Probe failure and container restart behavior in Kubernetes - Time & Space Complexity
We want to understand how the system reacts over time when a probe fails in Kubernetes.
Specifically, how often the container restarts grow as probe failures increase.
Analyze the time complexity of the following Kubernetes liveness probe configuration.
apiVersion: v1
kind: Pod
metadata:
name: example-pod
spec:
containers:
- name: example-container
image: example-image
livenessProbe:
httpGet:
path: /healthz
port: 8080
initialDelaySeconds: 5
periodSeconds: 10
failureThreshold: 3
This config checks the container health every 10 seconds and restarts it after 3 failures.
Identify the loops, recursion, array traversals that repeat.
- Primary operation: The liveness probe runs repeatedly every 10 seconds.
- How many times: It runs continuously until the container is restarted or stopped.
As the number of probe failures increases, the container restart attempts grow linearly.
| Input Size (failures) | Approx. Restarts |
|---|---|
| 3 | 1 restart after 3 failures |
| 6 | 2 restarts after 6 failures |
| 30 | 10 restarts after 30 failures |
Pattern observation: Restarts increase directly with the number of failures.
Time Complexity: O(n)
This means the number of container restarts grows linearly as probe failures increase.

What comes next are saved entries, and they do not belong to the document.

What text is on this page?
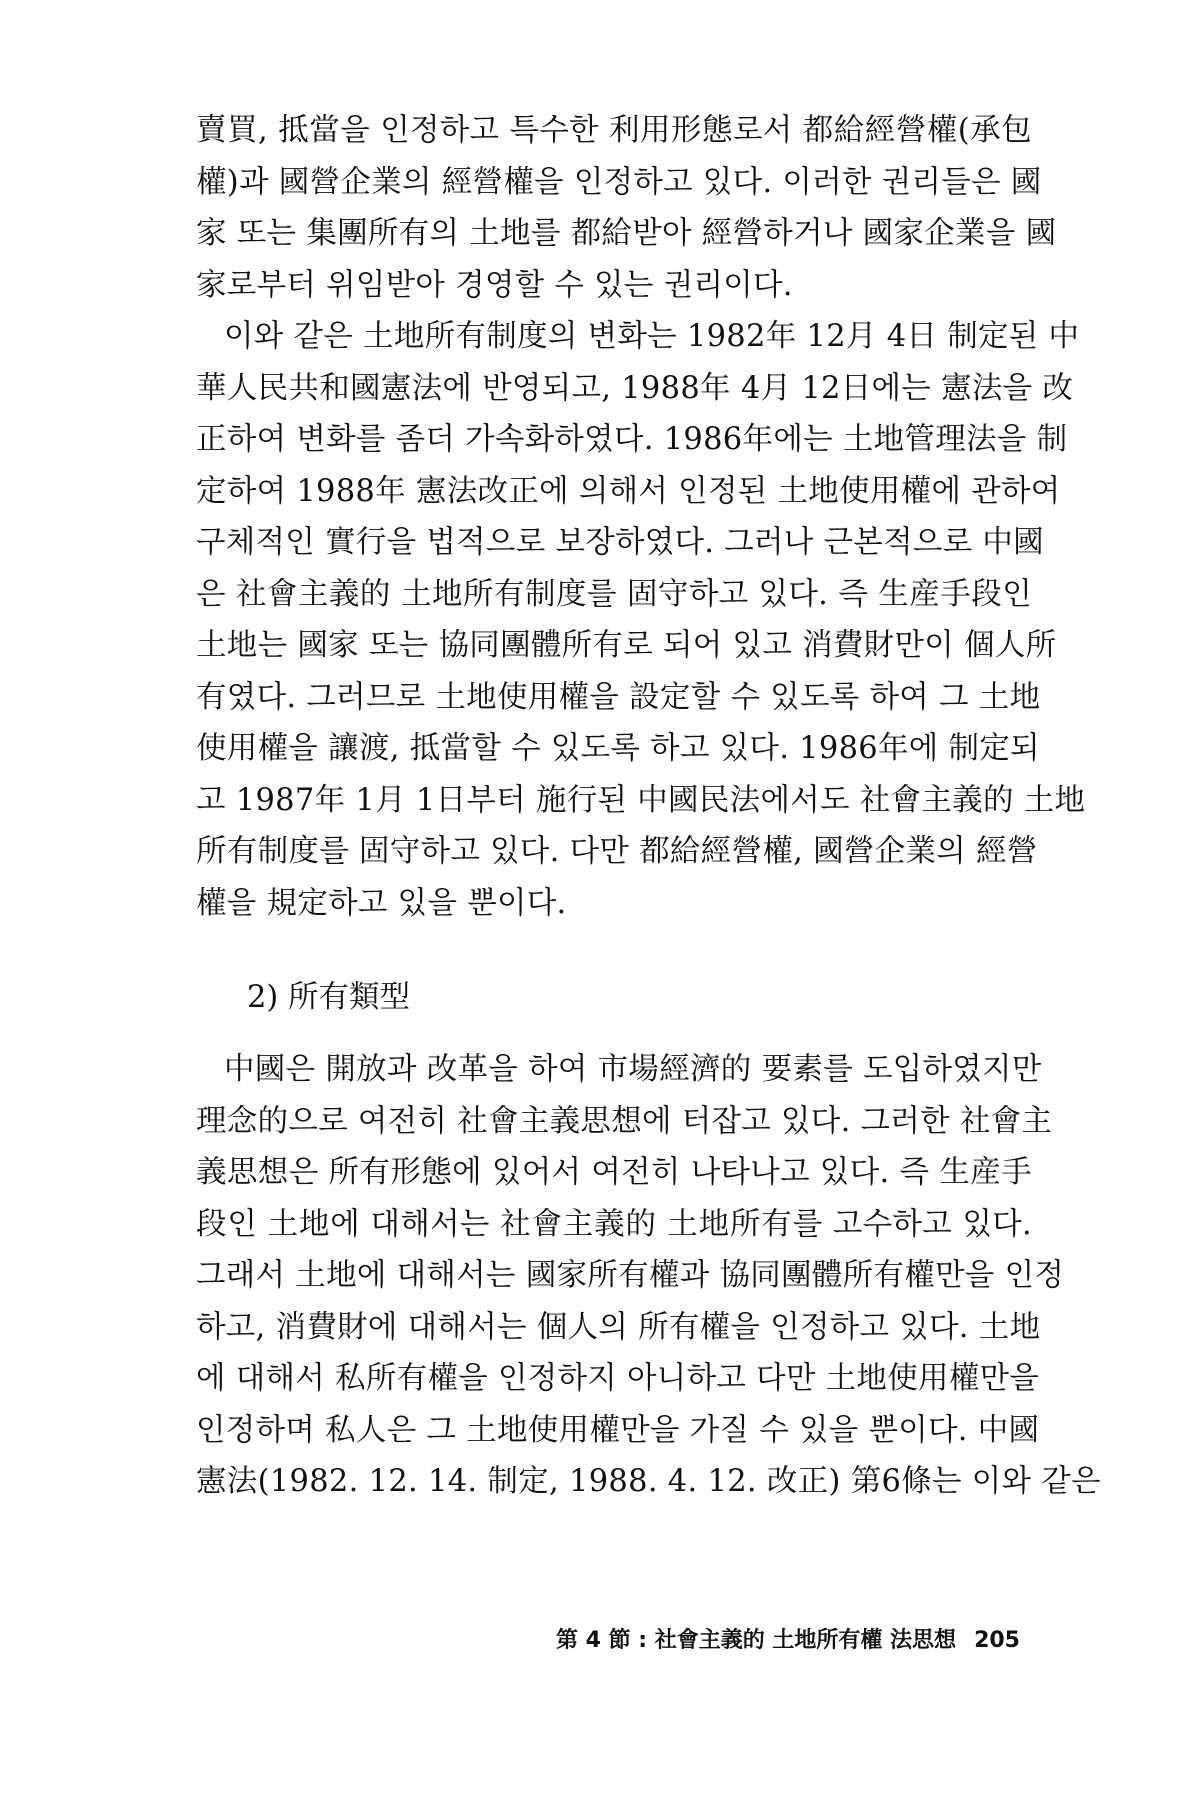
賣買, 抵當을 인정하고 특수한 利用形態로서 都給經營權(承包
權)과 國營企業의 經營權을 인정하고 있다. 이러한 권리들은 國
家 또는 集團所有의 土地를 都給받아 經營하거나 國家企業을 國
家로부터 위임받아 경영할 수 있는 권리이다.
이와 같은 土地所有制度의 변화는 1982年 12月 4日 制定된 中
華人民共和國憲法에 반영되고, 1988年 4月 12日에는 憲法을 改
正하여 변화를 좀더 가속화하였다. 1986年에는 土地管理法을 制
定하여 1988年 憲法改正에 의해서 인정된 土地使用權에 관하여
구체적인 實行을 법적으로 보장하였다. 그러나 근본적으로 中國
은 社會主義的 土地所有制度를 固守하고 있다. 즉 生産手段인
土地는 國家 또는 協同團體所有로 되어 있고 消費財만이 個人所
有였다. 그러므로 土地使用權을 設定할 수 있도록 하여 그 土地
使用權을 讓渡, 抵當할 수 있도록 하고 있다. 1986年에 制定되
고 1987年 1月 1日부터 施行된 中國民法에서도 社會主義的 土地
所有制度를 固守하고 있다. 다만 都給經營權, 國營企業의 經營
權을 規定하고 있을 뿐이다.
2) 所有類型
中國은 開放과 改革을 하여 市場經濟的 要素를 도입하였지만
理念的으로 여전히 社會主義思想에 터잡고 있다. 그러한 社會主
義思想은 所有形態에 있어서 여전히 나타나고 있다. 즉 生産手
段인 土地에 대해서는 社會主義的 土地所有를 고수하고 있다.
그래서 土地에 대해서는 國家所有權과 協同團體所有權만을 인정
하고, 消費財에 대해서는 個人의 所有權을 인정하고 있다. 土地
에 대해서 私所有權을 인정하지 아니하고 다만 土地使用權만을
인정하며 私人은 그 土地使用權만을 가질 수 있을 뿐이다. 中國
憲法(1982. 12. 14. 制定, 1988. 4. 12. 改正) 第6條는 이와 같은
第 4 節 : 社會主義的 土地所有權 法思想 205
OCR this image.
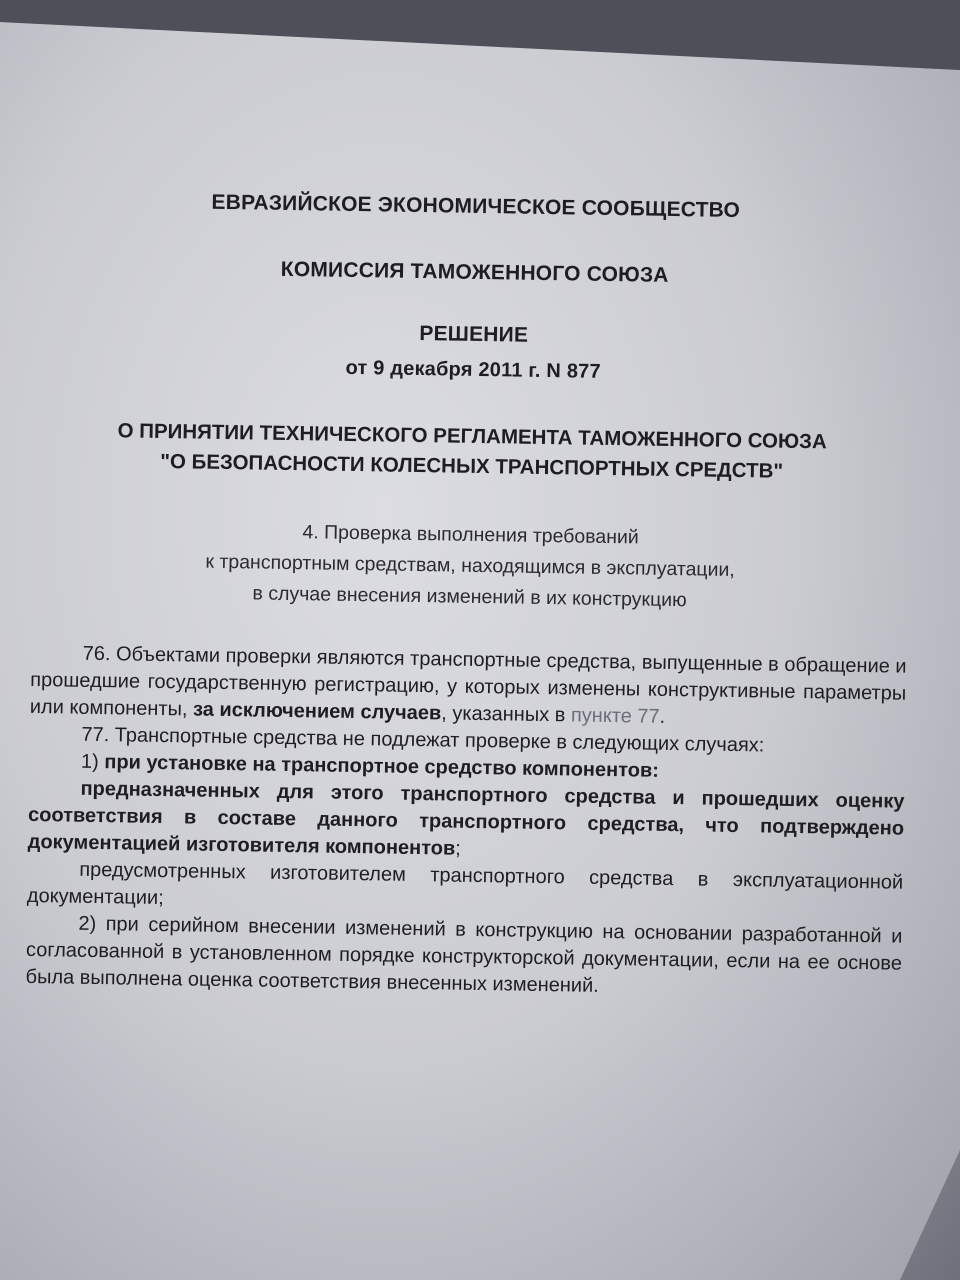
ЕВРАЗИЙСКОЕ ЭКОНОМИЧЕСКОЕ СООБЩЕСТВО
КОМИССИЯ ТАМОЖЕННОГО СОЮЗА
РЕШЕНИЕ
от 9 декабря 2011 г. N 877
О ПРИНЯТИИ ТЕХНИЧЕСКОГО РЕГЛАМЕНТА ТАМОЖЕННОГО СОЮЗА
"О БЕЗОПАСНОСТИ КОЛЕСНЫХ ТРАНСПОРТНЫХ СРЕДСТВ"
4. Проверка выполнения требований
к транспортным средствам, находящимся в эксплуатации,
в случае внесения изменений в их конструкцию

76. Объектами проверки являются транспортные средства, выпущенные в обращение и прошедшие государственную регистрацию, у которых изменены конструктивные параметры или компоненты, за исключением случаев, указанных в пункте 77.

77. Транспортные средства не подлежат проверке в следующих случаях:

1) при установке на транспортное средство компонентов:

предназначенных для этого транспортного средства и прошедших оценку соответствия в составе данного транспортного средства, что подтверждено документацией изготовителя компонентов;

предусмотренных изготовителем транспортного средства в эксплуатационной документации;

2) при серийном внесении изменений в конструкцию на основании разработанной и согласованной в установленном порядке конструкторской документации, если на ее основе была выполнена оценка соответствия внесенных изменений.
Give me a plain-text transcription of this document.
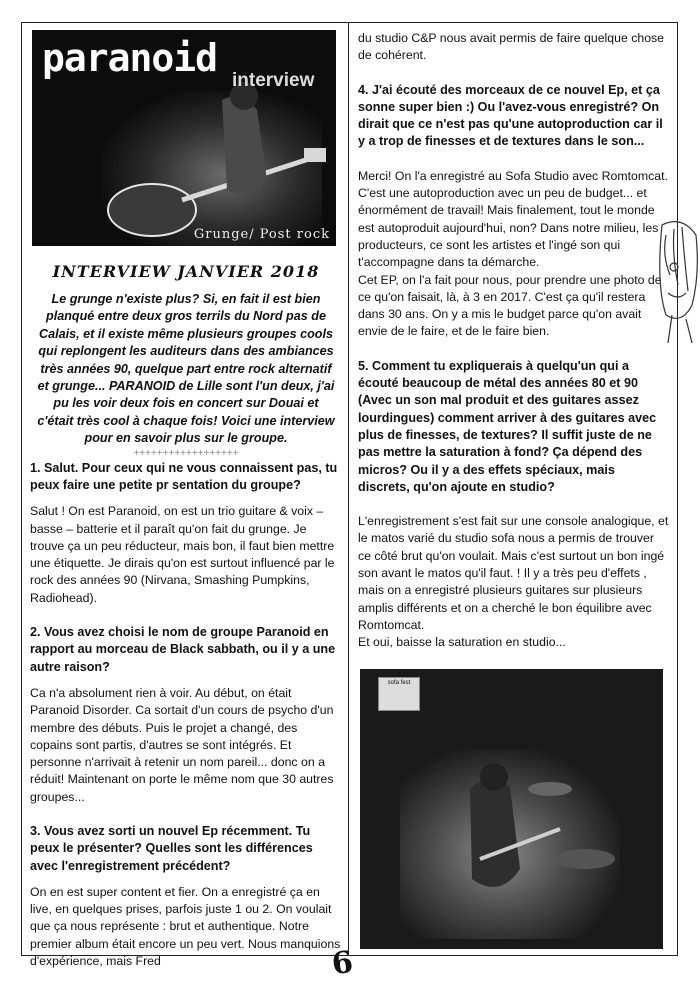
paranoid
interview
Grunge/ Post rock
INTERVIEW JANVIER 2018

Le grunge n'existe plus? Si, en fait il est bien planqué entre deux gros terrils du Nord pas de Calais, et il existe même plusieurs groupes cools qui replongent les auditeurs dans des ambiances très années 90, quelque part entre rock alternatif et grunge... PARANOID de Lille sont l'un deux, j'ai pu les voir deux fois en concert sur Douai et c'était très cool à chaque fois! Voici une interview pour en savoir plus sur le groupe.

++++++++++++++++++

1. Salut. Pour ceux qui ne vous connaissent pas, tu peux faire une petite pr sentation du groupe?

Salut ! On est Paranoid, on est un trio guitare & voix – basse – batterie et il paraît qu'on fait du grunge. Je trouve ça un peu réducteur, mais bon, il faut bien mettre une étiquette. Je dirais qu'on est surtout influencé par le rock des années 90 (Nirvana, Smashing Pumpkins, Radiohead).

2. Vous avez choisi le nom de groupe Paranoid en rapport au morceau de Black sabbath, ou il y a une autre raison?

Ca n'a absolument rien à voir. Au début, on était Paranoid Disorder. Ca sortait d'un cours de psycho d'un membre des débuts. Puis le projet a changé, des copains sont partis, d'autres se sont intégrés. Et personne n'arrivait à retenir un nom pareil... donc on a réduit! Maintenant on porte le même nom que 30 autres groupes...

3. Vous avez sorti un nouvel Ep récemment. Tu peux le présenter? Quelles sont les différences avec l'enregistrement précédent?

On en est super content et fier. On a enregistré ça en live, en quelques prises, parfois juste 1 ou 2. On voulait que ça nous représente : brut et authentique. Notre premier album était encore un peu vert. Nous manquions d'expérience, mais Fred

du studio C&P nous avait permis de faire quelque chose de cohérent.

4. J'ai écouté des morceaux de ce nouvel Ep, et ça sonne super bien :) Ou l'avez-vous enregistré? On dirait que ce n'est pas qu'une autoproduction car il y a trop de finesses et de textures dans le son...

Merci! On l'a enregistré au Sofa Studio avec Romtomcat. C'est une autoproduction avec un peu de budget... et énormément de travail! Mais finalement, tout le monde est autoproduit aujourd'hui, non? Dans notre milieu, les producteurs, ce sont les artistes et l'ingé son qui t'accompagne dans ta démarche.

Cet EP, on l'a fait pour nous, pour prendre une photo de ce qu'on faisait, là, à 3 en 2017. C'est ça qu'il restera dans 30 ans. On y a mis le budget parce qu'on avait envie de le faire, et de le faire bien.

5. Comment tu expliquerais à quelqu'un qui a écouté beaucoup de métal des années 80 et 90 (Avec un son mal produit et des guitares assez lourdingues) comment arriver à des guitares avec plus de finesses, de textures? Il suffit juste de ne pas mettre la saturation à fond? Ça dépend des micros? Ou il y a des effets spéciaux, mais discrets, qu'on ajoute en studio?

L'enregistrement s'est fait sur une console analogique, et le matos varié du studio sofa nous a permis de trouver ce côté brut qu'on voulait. Mais c'est surtout un bon ingé son avant le matos qu'il faut. ! Il y a très peu d'effets , mais on a enregistré plusieurs guitares sur plusieurs amplis différents et on a cherché le bon équilibre avec Romtomcat.

Et oui, baisse la saturation en studio...

sofa fest
6
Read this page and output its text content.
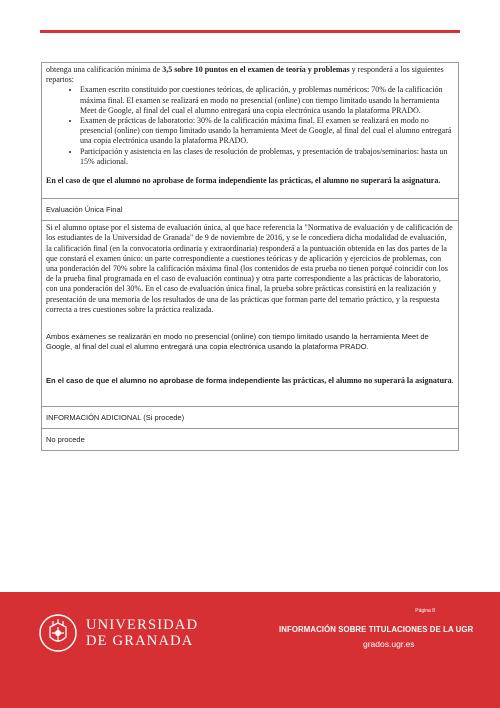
obtenga una calificación mínima de 3,5 sobre 10 puntos en el examen de teoría y problemas y responderá a los siguientes repartos:

• Examen escrito constituido por cuestiones teóricas, de aplicación, y problemas numéricos: 70% de la calificación máxima final. El examen se realizará en modo no presencial (online) con tiempo limitado usando la herramienta Meet de Google, al final del cual el alumno entregará una copia electrónica usando la plataforma PRADO.
• Examen de prácticas de laboratorio: 30% de la calificación máxima final. El examen se realizará en modo no presencial (online) con tiempo limitado usando la herramienta Meet de Google, al final del cual el alumno entregará una copia electrónica usando la plataforma PRADO.
• Participación y asistencia en las clases de resolución de problemas, y presentación de trabajos/seminarios: hasta un 15% adicional.

En el caso de que el alumno no aprobase de forma independiente las prácticas, el alumno no superará la asignatura.

Evaluación Única Final

Si el alumno optase por el sistema de evaluación única, al que hace referencia la "Normativa de evaluación y de calificación de los estudiantes de la Universidad de Granada" de 9 de noviembre de 2016, y se le concediera dicha modalidad de evaluación, la calificación final (en la convocatoria ordinaria y extraordinaria) responderá a la puntuación obtenida en las dos partes de la que constará el examen único: un parte correspondiente a cuestiones teóricas y de aplicación y ejercicios de problemas, con una ponderación del 70% sobre la calificación máxima final (los contenidos de esta prueba no tienen porqué coincidir con los de la prueba final programada en el caso de evaluación continua) y otra parte correspondiente a las prácticas de laboratorio, con una ponderación del 30%. En el caso de evaluación única final, la prueba sobre prácticas consistirá en la realización y presentación de una memoria de los resultados de una de las prácticas que forman parte del temario práctico, y la respuesta correcta a tres cuestiones sobre la práctica realizada.

Ambos exámenes se realizarán en modo no presencial (online) con tiempo limitado usando la herramienta Meet de Google, al final del cual el alumno entregará una copia electrónica usando la plataforma PRADO.

En el caso de que el alumno no aprobase de forma independiente las prácticas, el alumno no superará la asignatura.

INFORMACIÓN ADICIONAL (Si procede)
No procede
UNIVERSIDAD
DE GRANADA
Página 8
INFORMACIÓN SOBRE TITULACIONES DE LA UGR
grados.ugr.es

[X] Wrong: "The container restarts immediately after one probe failure."
[OK] Correct: Kubernetes waits for the failureThreshold count before restarting, so restarts depend on multiple failures, not just one.
Understanding how Kubernetes handles probe failures and restarts helps you explain system reliability and fault tolerance clearly.
What if we changed failureThreshold from 3 to 1? How would the time complexity of restarts change?